Pflanzen tun es wie wir Menschen seit Jahrtausenden: migrieren. Sie sind richtige Profis darin, auch was Koexistenz angeht (quasi die Folge von Migration). Wie das funktioniert, zeigt sich zum Beispiel im Orto Botanico von Palermo. 1789 gegründet und 1795 eröffnet, stellt er eines der schönsten Exemplare seiner Art dar; er beherbergt Pflanzen aus allen Ländern. Etwa den immensen, fast 200-jährigen Ficus macrophylla columnaris, der mit seinen Luftwurzeln einer Kathedrale von Gaudí gleicht. Kaum erstaunlich, wurde dieser aussergewöhnliche Garten als eine der Örtlichkeiten für die Manifesta 12 ausgewählt. Die vier Creative Mediators (man meidet neuerdings das Wort Kurator, das mittlerweile fast zum Schimpfwort mutiert ist) haben die Metapher der migrierenden Pflanzen beim Wort genommen.

​Das Motto der Manifesta 12, The Planetary Garden.

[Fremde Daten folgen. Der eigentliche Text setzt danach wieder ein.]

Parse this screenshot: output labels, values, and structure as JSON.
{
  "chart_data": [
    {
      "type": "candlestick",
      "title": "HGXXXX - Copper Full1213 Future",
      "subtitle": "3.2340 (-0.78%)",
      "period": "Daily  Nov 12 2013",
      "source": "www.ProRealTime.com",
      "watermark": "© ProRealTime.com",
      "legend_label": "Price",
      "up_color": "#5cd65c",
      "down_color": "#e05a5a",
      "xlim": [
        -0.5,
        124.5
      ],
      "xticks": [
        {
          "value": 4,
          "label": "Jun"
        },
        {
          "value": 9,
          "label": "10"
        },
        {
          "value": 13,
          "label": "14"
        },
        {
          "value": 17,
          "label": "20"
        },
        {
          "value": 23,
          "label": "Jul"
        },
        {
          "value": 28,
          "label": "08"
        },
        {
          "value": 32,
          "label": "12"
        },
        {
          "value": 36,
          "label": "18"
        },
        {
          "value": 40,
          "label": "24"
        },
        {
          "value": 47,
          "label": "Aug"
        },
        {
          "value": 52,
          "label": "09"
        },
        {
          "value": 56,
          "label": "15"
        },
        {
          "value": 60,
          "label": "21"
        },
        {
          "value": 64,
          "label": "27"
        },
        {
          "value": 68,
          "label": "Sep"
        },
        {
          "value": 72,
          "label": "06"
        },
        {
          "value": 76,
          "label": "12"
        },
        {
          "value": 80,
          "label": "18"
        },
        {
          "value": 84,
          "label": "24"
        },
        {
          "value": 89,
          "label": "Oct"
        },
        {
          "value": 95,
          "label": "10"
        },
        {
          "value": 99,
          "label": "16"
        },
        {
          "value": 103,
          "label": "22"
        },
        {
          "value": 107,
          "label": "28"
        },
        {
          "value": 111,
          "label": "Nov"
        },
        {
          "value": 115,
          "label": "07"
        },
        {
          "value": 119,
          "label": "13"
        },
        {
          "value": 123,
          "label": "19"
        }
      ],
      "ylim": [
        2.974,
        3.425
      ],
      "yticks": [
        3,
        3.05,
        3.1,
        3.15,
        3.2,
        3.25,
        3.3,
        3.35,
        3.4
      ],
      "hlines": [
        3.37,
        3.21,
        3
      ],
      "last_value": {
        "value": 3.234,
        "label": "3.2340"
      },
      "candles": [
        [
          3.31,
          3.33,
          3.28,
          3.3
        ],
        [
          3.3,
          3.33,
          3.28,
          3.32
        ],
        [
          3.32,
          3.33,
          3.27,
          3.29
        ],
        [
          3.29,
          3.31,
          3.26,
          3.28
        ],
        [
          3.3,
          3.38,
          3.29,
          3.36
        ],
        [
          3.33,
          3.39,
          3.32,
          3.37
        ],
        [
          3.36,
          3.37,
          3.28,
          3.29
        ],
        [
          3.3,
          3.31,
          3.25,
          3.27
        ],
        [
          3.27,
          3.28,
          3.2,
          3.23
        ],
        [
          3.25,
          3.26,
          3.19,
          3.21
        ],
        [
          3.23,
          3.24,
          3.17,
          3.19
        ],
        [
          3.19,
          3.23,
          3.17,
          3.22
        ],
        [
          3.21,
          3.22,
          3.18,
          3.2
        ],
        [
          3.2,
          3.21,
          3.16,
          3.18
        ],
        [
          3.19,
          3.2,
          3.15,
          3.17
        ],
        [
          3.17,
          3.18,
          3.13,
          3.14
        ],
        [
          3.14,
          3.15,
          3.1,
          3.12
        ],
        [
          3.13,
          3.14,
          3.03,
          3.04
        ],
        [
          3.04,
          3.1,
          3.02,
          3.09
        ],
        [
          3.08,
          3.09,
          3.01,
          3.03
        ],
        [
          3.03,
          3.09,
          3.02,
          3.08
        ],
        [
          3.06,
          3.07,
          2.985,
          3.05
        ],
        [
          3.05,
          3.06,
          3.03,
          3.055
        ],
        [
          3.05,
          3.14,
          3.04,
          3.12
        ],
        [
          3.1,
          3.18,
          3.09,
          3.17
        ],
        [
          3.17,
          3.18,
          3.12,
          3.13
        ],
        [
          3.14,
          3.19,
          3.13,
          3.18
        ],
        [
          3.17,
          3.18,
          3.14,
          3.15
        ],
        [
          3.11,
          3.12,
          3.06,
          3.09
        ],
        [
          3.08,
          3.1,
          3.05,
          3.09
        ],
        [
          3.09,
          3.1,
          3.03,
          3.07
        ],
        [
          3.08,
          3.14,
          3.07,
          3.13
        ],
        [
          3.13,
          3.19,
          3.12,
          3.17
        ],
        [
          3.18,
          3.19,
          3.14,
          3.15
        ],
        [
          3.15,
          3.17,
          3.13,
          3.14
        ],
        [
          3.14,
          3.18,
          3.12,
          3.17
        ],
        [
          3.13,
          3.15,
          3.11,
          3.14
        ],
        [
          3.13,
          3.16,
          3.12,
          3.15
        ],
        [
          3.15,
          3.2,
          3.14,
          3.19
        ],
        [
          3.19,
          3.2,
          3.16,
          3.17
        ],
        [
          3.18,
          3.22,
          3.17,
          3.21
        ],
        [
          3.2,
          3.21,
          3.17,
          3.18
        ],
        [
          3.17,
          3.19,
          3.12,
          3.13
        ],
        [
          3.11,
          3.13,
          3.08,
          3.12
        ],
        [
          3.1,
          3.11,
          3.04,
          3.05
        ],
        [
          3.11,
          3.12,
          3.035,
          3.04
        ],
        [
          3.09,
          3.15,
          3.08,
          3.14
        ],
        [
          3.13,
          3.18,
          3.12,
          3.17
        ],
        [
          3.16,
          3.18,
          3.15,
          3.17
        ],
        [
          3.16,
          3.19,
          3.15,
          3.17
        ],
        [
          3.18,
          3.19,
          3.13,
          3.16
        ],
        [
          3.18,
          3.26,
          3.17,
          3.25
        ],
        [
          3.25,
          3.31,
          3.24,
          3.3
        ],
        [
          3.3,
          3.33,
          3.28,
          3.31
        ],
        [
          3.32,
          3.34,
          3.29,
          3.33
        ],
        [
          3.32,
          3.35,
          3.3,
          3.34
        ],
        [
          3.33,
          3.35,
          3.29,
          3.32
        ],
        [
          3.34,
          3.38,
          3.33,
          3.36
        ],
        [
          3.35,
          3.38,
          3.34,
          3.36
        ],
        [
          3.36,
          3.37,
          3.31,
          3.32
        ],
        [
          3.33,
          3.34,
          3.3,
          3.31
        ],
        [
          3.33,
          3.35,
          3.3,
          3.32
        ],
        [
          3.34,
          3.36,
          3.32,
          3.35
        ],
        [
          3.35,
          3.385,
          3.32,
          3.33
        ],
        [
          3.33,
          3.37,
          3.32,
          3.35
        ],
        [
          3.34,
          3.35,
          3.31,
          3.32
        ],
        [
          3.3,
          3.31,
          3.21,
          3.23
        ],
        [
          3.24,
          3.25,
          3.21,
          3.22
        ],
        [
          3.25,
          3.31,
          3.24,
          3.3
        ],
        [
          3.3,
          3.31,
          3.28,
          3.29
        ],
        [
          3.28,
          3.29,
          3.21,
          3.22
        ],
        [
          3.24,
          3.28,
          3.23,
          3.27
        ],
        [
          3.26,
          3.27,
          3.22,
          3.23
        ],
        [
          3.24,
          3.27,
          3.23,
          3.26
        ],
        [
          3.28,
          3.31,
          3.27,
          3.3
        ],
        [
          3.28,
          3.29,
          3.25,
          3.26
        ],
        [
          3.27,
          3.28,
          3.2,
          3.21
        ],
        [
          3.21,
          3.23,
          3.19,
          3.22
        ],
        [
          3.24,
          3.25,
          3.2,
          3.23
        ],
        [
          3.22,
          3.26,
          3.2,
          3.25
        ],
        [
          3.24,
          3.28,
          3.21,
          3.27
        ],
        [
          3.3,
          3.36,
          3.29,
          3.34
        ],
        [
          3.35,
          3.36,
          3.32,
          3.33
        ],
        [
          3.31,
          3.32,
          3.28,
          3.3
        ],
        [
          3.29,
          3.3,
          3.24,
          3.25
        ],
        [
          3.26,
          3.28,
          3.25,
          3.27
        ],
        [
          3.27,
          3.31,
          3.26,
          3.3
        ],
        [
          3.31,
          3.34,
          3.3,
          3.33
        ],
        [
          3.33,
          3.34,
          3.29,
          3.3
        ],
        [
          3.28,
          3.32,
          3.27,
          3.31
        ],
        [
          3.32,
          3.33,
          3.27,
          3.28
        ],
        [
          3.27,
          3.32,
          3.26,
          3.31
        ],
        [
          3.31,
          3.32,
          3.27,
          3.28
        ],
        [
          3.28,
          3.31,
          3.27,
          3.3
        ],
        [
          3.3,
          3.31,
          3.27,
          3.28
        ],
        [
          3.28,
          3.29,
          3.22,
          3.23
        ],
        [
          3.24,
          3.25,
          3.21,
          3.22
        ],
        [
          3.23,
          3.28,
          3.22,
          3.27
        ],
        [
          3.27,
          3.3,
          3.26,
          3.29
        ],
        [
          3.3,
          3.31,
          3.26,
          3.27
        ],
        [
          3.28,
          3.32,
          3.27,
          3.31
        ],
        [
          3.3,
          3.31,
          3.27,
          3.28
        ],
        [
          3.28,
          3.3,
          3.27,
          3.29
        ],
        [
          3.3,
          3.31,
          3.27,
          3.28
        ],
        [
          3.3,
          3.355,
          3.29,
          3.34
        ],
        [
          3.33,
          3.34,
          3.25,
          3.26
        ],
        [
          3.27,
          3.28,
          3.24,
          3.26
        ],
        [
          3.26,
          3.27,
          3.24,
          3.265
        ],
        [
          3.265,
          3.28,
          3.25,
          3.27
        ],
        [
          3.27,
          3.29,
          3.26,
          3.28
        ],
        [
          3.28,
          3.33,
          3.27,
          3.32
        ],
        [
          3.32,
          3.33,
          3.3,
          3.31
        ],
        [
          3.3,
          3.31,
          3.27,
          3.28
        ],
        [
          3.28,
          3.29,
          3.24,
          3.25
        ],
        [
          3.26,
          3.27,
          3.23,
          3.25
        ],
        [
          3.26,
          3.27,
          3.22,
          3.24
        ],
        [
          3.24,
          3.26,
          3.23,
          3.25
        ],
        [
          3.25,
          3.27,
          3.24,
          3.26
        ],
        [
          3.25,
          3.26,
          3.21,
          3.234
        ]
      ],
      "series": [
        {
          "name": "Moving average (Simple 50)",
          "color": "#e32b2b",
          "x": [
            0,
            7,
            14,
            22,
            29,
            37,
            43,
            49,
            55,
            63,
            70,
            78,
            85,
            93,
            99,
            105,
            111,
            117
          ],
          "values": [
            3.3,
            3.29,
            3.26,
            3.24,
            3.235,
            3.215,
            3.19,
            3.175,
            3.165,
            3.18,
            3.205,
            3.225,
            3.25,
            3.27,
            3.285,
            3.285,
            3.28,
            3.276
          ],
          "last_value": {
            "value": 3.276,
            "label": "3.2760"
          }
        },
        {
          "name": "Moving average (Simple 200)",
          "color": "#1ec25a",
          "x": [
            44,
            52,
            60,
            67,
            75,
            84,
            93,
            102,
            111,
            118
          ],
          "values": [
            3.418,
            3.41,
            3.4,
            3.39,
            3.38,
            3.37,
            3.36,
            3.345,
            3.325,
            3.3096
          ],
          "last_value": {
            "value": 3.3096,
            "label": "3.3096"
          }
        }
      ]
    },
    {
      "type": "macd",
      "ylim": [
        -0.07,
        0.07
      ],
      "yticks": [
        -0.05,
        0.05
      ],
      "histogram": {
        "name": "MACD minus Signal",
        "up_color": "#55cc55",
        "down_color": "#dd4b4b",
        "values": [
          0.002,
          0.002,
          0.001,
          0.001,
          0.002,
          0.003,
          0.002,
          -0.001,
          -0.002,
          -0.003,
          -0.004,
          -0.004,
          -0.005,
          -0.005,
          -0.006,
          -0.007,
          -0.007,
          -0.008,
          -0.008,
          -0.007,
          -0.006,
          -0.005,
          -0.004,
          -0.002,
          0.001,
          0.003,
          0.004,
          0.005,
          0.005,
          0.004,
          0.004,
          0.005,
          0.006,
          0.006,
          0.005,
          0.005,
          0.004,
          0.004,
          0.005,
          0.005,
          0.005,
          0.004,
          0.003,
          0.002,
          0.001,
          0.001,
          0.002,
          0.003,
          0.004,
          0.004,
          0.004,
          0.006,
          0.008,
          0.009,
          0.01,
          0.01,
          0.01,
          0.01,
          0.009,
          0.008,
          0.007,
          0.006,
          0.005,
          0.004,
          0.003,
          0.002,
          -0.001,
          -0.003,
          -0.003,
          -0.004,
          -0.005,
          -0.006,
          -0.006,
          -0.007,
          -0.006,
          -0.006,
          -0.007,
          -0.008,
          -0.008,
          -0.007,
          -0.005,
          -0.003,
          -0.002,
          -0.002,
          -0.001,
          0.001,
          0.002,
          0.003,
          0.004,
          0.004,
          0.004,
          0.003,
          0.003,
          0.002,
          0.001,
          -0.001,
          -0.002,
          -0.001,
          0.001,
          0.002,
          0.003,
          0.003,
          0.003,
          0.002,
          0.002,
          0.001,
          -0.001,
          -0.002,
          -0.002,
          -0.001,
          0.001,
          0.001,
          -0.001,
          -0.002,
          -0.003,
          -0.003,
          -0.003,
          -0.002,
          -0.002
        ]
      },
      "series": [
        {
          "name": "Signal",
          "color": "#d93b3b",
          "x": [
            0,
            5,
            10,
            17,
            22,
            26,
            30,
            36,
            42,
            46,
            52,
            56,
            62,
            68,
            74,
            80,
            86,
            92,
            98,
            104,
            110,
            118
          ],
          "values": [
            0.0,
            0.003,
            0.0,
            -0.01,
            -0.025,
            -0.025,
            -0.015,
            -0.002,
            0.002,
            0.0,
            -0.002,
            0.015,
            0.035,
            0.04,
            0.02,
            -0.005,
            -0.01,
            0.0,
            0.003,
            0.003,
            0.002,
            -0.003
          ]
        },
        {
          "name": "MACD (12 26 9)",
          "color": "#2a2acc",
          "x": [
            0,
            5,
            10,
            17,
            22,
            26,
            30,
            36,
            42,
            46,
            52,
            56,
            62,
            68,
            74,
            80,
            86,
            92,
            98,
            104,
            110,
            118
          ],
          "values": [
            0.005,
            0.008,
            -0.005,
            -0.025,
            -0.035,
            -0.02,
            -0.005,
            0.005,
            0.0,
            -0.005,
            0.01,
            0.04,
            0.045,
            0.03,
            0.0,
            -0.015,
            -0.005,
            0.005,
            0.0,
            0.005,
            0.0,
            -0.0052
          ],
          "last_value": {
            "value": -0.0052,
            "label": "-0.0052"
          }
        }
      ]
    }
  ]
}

Cultivating Coexistence, ist den Schriften des französischen Landschaftsarchitekten, Botanikers und Gartenphilosophen Gilles Clément entlehnt. Dieser sieht unsere Erde als grossen Garten, zu dem wir alle Sorge tragen müssen. Das Thema hört sich nicht nur blumig an, es ist angesichts der aktuellen Entwicklungen (Klimawandel und so fort) sogar ziemlich dringlich anzugehen. Kann Kunst für solche Themen sensibilisieren? Ein Augenschein vor Ort macht deutlich, dass es den Manifesta-Machern und -Macherinnen durchaus gelungen ist, mit dieser Ausgabe etwas in Bewegung zu setzen. Ob dies die Stadt nachhaltig verändern wird, ist allerdings fraglich. Kultur und soziale Anliegen unter einen Hut zu bringen, ist kein einfaches Unterfangen.
 
Der Botanische Garten Palermos gehört zu den schönsten seiner Art. Bild: sk
Das Projekt von Leone Contini ist eine von acht künstlerischen Interventionen im Orto Botanico. Bild: Traeger Foto
Als mediterraner Hub mit sozialen, geopolitischen und ökologischen Problemen bietet sich Palermo als Austragungsort jedenfalls für ein solch engagiertes kulturelles Unterfangen an. Zumal auch der Bürgermeister Leoluca Orlando nicht müde wird, Kultur als Instrument für einen positiven Wandel zu verkaufen. Damit mag er Recht haben, denn Veränderung beginnt bekanntlich im Kopf. Kurze Fussnote: Der Pathospegel an den Eröffnungsreden war für meinen «Geschmack» dann doch etwas zu hoch. Kultur fand, wie Orlando auch stets betont, in «seiner» Stadt (er war bereits zwischen 1985 und 2000 Bürgermeister und ist es seit 2012 erneut) eben stets im Plural statt. Palermos Geschichte war und ist geprägt durch Fremdbestimmung und kulturelle Durchmischung. Koexistenz ist also in diesem Fall keine leere Worthülse.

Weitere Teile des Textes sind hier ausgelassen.